You could conceivably pass Yun Cafe on the lower level of the Jackson Heights Roosevelt Avenue subway station and assume it’s just somewhere to grab a ginger ale and an egg and cheese on your way to work. While it is a place for quick NYC bodega delights, this all-day deli also serves incredible Burmese cold salads, noodle dishes, and soups worth a detour in your typical subway commute.
Yun Cafe represents one of only two self-identified Burmese restaurants in New York City (the other being Rangoon in Crown Heights). Much of the halal-friendly menu includes elements like fermented tea leaves, shredded papaya, green chiles, and crispy fried beans with sourness, bitterness, umami funk, and sweetness seamlessly balanced in every bite. You’ll notice this harmony especially in dishes like the laphet thoke, a cold salad with fermented tea leaves mixed together in a citrusy fish sauce with thin strands of cabbage and refreshing hunks of red and green tomatoes. The laphet thoke is then topped with a blanket of puffed soy nuts, crunchy peanuts, and sesame seeds. For about $10, you’ll get an invitation to witness every texture coexist in this singular tea leaf salad, like it’s some kind of reunion concert for vegetal goods.
The takeout dishes become even more impressive when you consider the small, subterranean prep area they’re produced in. One person whizzes around behind the counter, heating up soup in the microwave, grabbing fresh vegetables out of a glass refrigerator case, and topping each dish with dried shrimp, lime juice, crunchy soy nuts, peanuts, and sesame seeds. Just a single door and a few shelves with assorted fried beans, fish paste, and pineapple jam biscuits separate this space from headphoned-subway riders.
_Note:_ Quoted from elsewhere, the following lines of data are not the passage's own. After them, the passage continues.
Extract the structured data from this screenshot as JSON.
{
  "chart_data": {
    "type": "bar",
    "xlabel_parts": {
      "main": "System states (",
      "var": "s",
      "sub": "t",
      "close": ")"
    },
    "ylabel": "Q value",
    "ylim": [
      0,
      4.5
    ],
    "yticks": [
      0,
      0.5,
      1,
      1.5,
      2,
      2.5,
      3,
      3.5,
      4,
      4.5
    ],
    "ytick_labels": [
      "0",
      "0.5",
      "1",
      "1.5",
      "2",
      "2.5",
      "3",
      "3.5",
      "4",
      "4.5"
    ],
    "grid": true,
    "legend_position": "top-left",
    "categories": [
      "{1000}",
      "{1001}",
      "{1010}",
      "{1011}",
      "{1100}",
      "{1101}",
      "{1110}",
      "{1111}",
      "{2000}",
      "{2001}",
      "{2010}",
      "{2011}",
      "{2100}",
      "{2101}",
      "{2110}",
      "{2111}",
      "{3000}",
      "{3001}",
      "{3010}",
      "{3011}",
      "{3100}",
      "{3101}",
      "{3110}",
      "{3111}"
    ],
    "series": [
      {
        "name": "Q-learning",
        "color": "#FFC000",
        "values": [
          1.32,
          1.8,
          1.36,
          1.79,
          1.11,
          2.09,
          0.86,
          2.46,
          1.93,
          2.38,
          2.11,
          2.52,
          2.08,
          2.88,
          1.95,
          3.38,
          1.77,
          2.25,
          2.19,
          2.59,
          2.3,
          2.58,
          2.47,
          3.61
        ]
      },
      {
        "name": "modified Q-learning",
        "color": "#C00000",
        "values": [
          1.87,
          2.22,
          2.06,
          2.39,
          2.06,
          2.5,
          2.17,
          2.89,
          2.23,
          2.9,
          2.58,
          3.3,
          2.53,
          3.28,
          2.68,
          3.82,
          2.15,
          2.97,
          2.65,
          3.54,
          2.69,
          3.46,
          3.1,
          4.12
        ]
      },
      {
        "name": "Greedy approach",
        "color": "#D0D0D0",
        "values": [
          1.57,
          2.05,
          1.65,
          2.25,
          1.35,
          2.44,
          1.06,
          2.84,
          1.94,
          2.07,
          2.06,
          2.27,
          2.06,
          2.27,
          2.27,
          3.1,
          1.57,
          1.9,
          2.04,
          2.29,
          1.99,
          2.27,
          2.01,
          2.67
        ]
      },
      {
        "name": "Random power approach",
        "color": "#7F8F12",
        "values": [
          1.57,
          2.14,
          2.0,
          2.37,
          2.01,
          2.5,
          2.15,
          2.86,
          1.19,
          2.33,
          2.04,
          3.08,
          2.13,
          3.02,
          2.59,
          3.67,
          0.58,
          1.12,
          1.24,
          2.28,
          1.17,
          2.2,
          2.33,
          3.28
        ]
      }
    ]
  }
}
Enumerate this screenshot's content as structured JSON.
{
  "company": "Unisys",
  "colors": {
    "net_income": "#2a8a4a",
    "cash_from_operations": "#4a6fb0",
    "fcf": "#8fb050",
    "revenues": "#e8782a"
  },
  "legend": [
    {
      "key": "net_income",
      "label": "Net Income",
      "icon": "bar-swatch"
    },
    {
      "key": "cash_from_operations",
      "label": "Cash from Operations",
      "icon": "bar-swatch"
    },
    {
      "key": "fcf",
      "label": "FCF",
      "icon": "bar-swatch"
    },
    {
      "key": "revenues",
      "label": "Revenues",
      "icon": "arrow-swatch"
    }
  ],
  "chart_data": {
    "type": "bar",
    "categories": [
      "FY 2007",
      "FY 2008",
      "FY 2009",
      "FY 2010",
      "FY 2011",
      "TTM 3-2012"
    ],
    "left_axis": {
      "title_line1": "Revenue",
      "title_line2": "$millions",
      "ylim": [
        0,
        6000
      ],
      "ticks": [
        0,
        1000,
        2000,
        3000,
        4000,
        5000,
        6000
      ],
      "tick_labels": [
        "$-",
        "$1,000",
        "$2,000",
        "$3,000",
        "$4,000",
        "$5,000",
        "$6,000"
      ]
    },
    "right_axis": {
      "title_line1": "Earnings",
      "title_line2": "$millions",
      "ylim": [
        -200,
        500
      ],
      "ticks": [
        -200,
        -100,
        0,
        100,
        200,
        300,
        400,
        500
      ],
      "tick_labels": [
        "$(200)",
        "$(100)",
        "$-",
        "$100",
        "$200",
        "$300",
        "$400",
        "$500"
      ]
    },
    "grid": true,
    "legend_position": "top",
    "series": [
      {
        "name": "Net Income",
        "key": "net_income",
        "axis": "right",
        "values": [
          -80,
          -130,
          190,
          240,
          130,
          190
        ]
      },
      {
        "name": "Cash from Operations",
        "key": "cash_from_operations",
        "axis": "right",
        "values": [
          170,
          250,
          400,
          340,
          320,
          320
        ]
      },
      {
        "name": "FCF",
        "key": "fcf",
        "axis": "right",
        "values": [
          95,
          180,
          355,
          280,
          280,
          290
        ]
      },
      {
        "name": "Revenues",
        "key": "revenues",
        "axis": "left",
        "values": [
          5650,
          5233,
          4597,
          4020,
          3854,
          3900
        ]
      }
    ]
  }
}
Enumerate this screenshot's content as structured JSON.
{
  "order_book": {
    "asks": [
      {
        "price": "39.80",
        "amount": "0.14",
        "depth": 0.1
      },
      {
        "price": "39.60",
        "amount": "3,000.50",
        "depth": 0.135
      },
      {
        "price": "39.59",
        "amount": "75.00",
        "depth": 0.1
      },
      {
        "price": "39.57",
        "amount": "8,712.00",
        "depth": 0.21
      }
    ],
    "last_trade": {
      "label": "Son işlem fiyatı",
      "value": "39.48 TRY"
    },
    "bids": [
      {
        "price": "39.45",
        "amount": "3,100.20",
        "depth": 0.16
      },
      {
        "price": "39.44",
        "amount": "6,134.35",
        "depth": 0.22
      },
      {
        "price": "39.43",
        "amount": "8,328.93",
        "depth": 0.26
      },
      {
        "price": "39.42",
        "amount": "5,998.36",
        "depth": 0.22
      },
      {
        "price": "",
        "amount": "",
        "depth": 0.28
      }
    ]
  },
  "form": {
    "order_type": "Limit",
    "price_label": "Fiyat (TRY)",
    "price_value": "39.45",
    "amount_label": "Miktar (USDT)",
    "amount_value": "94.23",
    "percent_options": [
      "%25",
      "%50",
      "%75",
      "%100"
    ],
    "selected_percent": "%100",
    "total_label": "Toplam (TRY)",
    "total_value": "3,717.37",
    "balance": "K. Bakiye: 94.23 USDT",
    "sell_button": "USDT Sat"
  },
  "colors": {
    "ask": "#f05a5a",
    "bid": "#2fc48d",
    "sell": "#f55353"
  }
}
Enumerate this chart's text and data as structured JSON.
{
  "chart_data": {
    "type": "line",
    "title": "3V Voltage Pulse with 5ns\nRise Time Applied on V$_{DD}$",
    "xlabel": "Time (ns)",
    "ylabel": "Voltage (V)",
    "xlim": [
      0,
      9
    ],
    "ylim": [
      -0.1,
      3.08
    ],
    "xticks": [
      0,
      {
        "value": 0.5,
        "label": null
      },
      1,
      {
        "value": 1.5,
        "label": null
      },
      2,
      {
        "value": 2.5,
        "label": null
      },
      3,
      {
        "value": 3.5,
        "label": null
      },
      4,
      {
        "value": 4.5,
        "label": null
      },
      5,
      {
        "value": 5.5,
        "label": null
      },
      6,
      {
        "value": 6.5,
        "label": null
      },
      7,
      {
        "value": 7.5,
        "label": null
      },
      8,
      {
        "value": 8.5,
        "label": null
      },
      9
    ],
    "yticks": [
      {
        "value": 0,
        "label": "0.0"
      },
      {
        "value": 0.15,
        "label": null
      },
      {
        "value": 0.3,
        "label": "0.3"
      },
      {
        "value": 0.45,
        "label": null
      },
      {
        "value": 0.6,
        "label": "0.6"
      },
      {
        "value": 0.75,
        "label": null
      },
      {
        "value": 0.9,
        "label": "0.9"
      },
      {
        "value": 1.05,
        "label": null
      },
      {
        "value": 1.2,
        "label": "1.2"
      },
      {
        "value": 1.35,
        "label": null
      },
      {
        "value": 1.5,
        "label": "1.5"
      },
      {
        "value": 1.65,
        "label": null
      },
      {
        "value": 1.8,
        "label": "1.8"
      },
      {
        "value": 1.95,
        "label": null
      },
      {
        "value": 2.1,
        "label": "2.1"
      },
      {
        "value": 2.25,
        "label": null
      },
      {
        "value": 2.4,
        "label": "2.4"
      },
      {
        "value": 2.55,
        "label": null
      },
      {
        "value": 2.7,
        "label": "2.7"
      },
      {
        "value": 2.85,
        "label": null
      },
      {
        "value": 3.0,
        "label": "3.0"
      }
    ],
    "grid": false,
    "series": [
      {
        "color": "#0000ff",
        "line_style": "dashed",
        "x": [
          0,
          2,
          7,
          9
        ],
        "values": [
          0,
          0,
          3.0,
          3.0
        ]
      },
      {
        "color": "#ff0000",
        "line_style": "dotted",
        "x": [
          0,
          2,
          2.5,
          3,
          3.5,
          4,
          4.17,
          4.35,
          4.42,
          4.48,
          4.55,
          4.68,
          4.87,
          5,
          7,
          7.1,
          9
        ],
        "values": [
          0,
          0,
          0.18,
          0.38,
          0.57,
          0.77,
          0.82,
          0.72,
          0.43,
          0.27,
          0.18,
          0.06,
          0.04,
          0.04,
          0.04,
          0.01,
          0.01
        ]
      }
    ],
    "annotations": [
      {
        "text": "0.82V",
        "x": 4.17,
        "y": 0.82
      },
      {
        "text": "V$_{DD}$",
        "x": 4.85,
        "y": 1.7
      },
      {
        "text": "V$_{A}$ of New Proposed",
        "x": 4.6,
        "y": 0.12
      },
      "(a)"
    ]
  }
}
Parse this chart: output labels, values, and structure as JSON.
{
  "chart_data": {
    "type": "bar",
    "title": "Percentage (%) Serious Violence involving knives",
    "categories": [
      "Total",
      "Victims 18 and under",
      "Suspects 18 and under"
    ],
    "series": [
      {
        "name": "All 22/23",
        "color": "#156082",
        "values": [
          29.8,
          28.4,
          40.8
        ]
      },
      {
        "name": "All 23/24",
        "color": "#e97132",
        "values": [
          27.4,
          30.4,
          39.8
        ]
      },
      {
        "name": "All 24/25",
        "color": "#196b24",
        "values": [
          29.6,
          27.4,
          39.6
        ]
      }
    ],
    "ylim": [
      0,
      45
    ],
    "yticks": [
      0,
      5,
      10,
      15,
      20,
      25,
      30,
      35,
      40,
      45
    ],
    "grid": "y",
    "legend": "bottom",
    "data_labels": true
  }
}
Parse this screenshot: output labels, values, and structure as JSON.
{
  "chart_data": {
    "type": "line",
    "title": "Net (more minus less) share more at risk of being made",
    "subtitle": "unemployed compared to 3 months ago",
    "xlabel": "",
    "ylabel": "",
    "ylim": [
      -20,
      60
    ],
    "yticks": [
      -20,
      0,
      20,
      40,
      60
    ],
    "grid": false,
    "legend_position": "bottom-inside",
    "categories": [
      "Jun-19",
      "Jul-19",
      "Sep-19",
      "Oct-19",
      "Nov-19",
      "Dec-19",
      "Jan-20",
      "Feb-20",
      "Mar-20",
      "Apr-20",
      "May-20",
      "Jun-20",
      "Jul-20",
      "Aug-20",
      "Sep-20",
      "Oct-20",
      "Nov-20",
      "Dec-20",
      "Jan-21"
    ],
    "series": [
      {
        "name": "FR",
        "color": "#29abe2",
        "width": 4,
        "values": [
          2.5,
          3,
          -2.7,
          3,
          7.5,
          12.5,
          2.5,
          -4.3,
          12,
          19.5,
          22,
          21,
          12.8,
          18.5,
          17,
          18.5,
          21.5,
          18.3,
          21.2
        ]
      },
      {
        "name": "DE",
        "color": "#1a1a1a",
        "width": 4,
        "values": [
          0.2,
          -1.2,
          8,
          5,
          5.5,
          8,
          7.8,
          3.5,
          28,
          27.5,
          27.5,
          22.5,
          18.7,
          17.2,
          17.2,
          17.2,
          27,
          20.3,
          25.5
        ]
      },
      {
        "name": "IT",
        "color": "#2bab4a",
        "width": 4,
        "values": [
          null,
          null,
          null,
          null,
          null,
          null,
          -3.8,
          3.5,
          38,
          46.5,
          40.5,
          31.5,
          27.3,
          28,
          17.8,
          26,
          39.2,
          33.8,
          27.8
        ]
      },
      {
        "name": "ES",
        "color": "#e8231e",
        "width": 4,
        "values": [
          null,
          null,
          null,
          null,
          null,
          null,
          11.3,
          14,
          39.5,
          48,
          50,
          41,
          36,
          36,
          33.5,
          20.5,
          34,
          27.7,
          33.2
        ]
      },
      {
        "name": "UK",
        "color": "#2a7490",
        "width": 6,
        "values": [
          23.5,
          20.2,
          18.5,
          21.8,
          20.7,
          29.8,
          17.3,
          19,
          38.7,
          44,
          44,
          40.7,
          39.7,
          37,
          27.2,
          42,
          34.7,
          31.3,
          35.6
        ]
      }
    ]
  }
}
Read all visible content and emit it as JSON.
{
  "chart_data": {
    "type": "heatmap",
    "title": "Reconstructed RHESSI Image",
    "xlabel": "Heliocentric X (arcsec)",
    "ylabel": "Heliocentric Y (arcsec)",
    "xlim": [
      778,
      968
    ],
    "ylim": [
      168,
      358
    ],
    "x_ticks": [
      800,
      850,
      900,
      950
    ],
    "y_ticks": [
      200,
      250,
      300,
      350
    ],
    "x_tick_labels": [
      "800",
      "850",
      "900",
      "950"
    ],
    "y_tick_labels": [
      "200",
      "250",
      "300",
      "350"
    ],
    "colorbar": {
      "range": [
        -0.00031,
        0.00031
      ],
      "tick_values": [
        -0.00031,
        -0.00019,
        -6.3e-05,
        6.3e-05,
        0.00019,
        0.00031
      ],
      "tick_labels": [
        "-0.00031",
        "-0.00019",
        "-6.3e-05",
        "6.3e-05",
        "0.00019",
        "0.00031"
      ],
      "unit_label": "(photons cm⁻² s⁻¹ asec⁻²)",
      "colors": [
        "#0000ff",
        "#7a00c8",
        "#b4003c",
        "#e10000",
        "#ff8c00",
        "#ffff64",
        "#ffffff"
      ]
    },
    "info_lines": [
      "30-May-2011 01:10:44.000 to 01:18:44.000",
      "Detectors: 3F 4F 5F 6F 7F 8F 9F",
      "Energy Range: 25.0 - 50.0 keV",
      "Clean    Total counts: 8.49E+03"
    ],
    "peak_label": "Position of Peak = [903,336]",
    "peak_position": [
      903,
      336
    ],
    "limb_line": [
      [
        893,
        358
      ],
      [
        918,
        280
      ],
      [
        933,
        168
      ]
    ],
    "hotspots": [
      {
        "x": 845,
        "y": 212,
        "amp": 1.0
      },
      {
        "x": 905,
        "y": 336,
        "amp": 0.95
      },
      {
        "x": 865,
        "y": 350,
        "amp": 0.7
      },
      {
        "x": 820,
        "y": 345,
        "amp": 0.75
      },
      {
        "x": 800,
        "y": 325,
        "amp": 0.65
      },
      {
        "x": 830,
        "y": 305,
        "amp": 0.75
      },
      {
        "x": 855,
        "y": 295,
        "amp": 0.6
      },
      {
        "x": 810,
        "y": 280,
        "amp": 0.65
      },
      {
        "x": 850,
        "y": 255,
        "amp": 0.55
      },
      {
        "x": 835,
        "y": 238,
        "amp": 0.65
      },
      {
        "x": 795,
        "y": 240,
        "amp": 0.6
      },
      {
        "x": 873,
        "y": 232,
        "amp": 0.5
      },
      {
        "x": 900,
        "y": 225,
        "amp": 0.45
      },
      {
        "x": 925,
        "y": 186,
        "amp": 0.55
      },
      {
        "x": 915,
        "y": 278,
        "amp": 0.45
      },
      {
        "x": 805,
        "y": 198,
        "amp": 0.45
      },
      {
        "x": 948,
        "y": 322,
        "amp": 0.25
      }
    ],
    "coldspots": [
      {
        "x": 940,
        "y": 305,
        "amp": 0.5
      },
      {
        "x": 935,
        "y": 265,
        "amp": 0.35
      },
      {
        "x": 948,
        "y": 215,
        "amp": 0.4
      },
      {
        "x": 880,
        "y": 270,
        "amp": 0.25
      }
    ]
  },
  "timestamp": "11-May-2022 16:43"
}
Even still, Yun Cafe somehow feels like it exists in its own universe, far away from MTA conductors reminding you to stand clear of the closing doors, please.
While there are a couple of folding chairs inside Yun Cafe’s stall (and in the subway station hallway), we’d recommend ordering your food to go and heading upstairs to the pedestrian plaza on 74th Street where you’ll find some bright blue seats and tables out in the open.
After you eat the crispy chicken curry noodle or funky fermented tea leaf salad, you’ll probably find yourself hoping that every subway had a connected space as wonderful as Yun Cafe. When the disappointment becomes too much to bear, you know where to go.
A Note About Spice Levels
You can choose your spice level for each dish, and we’d encourage you to try at least medium. Along with umami and sourness, spice is another essential flavor in Yun Cafe’s food. Even with the heat from added green chiles, the dishes feel light, citric-leaning, and refreshing.
Kaut Swe Thoke
This excellent cold salad comes with thick boiled noodles in a yellow curry sauce with chicken, shredded cabbage, and hardboiled eggs. The dish is topped with red onions, cucumbers, and a bean tempura brittle that adds crackle to the soft chewy noodles. We’d recommend adding on potatoes and/or tofu for no extra charge to add even more texture contrast and starch.
Dark green tea leaves with a deep fermented flavor are lightened by crunchy cabbage and juicy raw green and red tomatoes. This is refreshing to eat, even in 28-degree weather outside on a pedestrian plaza. We love all of the subtly distinct crunches from sesame seeds, and puffed-up soy nuts and peanuts.
The national dish of Myanmar - a fiery-orange, fish-based soup with thin rice noodles. Yun Cafe’s version comes with stewed banana stems, which taste crispy and fibrous like a celery relative. Between that, a generous amount of chile powder, herbaceous cilantro, crispy bean tempura (also seen in the kaut swe thoke), and the acidic punch of lime and lemongrass, you could easily order nothing but this soup and be satisfied.